Les acheteurs devront veiller à ce qu'un achat réalisé par souci d'économie ne se révèle pas à l'usage plus coûteux.

Une fois les critères portés à la connaissance des candidats potentiels à l'attribution du marché, il n'est plus possible d'en modifier la liste soit par addition, soit par soustraction, ou en en changeant la pondération ou le classement. De la même façon, les précisions ou les explications qui, dans le cadre d'un appel d'offres, peuvent être demandées sur le contenu de l'offre ne peuvent modifier les critères ou en modifier l'ordre ou la pondération.

L'acheteur pourra également exiger dans le règlement de la consultation la fourniture d'échantillons, leur nombre devra être proportionné à l'objectif de procéder au meilleur choix et être compatible avec le niveau de spécification technique exigé du produit. Des modalités d'indemnisation pourront être prévues.

12.2. Peut-on utiliser le critère environnemental ?

Le code autorise la prise en compte des exigences environnementales dans l'achat public dans le respect des principes généraux de la commande publique. Cette prise en compte couvre l'ensemble du champ de l'achat public sans restriction de montant ou d'objet.

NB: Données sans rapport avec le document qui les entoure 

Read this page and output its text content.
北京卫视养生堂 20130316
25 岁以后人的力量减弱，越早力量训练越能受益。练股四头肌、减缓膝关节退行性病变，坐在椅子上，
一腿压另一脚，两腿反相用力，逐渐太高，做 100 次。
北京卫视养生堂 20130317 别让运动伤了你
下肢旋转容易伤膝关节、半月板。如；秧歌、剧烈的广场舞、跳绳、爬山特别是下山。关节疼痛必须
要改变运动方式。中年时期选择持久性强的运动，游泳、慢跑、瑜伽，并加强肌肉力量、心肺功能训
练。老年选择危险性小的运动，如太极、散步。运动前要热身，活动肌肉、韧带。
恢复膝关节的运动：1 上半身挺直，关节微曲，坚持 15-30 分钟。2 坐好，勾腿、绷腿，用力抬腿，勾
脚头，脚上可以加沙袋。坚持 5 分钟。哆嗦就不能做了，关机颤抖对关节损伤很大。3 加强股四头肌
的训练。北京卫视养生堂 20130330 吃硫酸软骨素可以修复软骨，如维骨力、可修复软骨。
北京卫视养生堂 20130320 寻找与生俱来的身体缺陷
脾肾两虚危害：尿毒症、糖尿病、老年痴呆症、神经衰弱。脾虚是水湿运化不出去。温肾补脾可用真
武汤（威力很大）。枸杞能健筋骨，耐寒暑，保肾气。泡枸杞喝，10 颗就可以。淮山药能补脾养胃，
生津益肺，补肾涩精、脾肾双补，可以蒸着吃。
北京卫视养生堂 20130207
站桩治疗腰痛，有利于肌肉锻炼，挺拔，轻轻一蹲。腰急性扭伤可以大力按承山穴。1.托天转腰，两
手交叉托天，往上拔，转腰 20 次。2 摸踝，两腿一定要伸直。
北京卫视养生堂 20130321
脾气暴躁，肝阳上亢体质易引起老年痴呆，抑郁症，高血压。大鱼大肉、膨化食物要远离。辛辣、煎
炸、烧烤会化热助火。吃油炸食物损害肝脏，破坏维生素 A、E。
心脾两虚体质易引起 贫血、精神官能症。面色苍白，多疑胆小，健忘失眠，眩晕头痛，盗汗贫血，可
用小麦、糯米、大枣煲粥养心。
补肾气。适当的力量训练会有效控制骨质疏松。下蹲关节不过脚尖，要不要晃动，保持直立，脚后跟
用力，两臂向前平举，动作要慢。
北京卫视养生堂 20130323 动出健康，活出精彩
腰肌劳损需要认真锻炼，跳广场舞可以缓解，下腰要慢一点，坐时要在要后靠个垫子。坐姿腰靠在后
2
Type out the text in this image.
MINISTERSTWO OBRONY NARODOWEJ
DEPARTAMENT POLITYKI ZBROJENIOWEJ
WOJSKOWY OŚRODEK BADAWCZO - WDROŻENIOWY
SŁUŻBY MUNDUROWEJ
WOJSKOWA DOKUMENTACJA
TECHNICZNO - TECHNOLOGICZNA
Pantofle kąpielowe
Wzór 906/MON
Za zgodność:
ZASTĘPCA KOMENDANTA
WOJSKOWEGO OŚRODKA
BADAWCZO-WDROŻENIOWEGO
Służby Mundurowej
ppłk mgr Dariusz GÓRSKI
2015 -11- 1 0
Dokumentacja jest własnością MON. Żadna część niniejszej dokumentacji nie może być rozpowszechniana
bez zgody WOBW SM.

Les exigences environnementales sont prises en compte notamment par les dispositions des articles 14, 45 et 53.

Cet objectif est favorisé par l'insertion à l'article 45 relatif à la présentation des candidatures des renseignements sur le savoir-faire des candidats en matière de protection de l'environnement et l'ajout des performances en matière de protection de l'environnement aux critères de choix des offres fixés à l'article 53.

L'article 45 autorise les acheteurs publics à examiner le savoir-faire des candidats en matière de protection de l'environnement au travers de l'appréciation de leurs capacités techniques.

L'article 53 permet aux acheteurs publics de faire peser le critère environnemental par rapport à l'ensemble des autres critères de choix. Ce critère devra néanmoins être lié à l'objet du marché, expressément mentionné dans l'avis de marché ou le cahier des charges, et respecter les principes posés par l'article 1er du code. Comme pour les autres critères, ce critère ne devra pas être formulé de manière à donner un pouvoir discrétionnaire à l'acheteur public lors du choix de la meilleure offre.

En outre, pour l'exécution d'un marché public, les acheteurs peuvent, conformément aux dispositions de l'article 14, prévoir dans le cahier des charges du marché des conditions d'exécution environnementales. Ces conditions ne doivent pas, elles non plus, avoir d'effet discriminatoire.

Ces outils permettent aux acheteurs publics de fixer eux-mêmes le niveau d'exigence environnementale qu'ils souhaitent voir réaliser au travers de leurs marchés.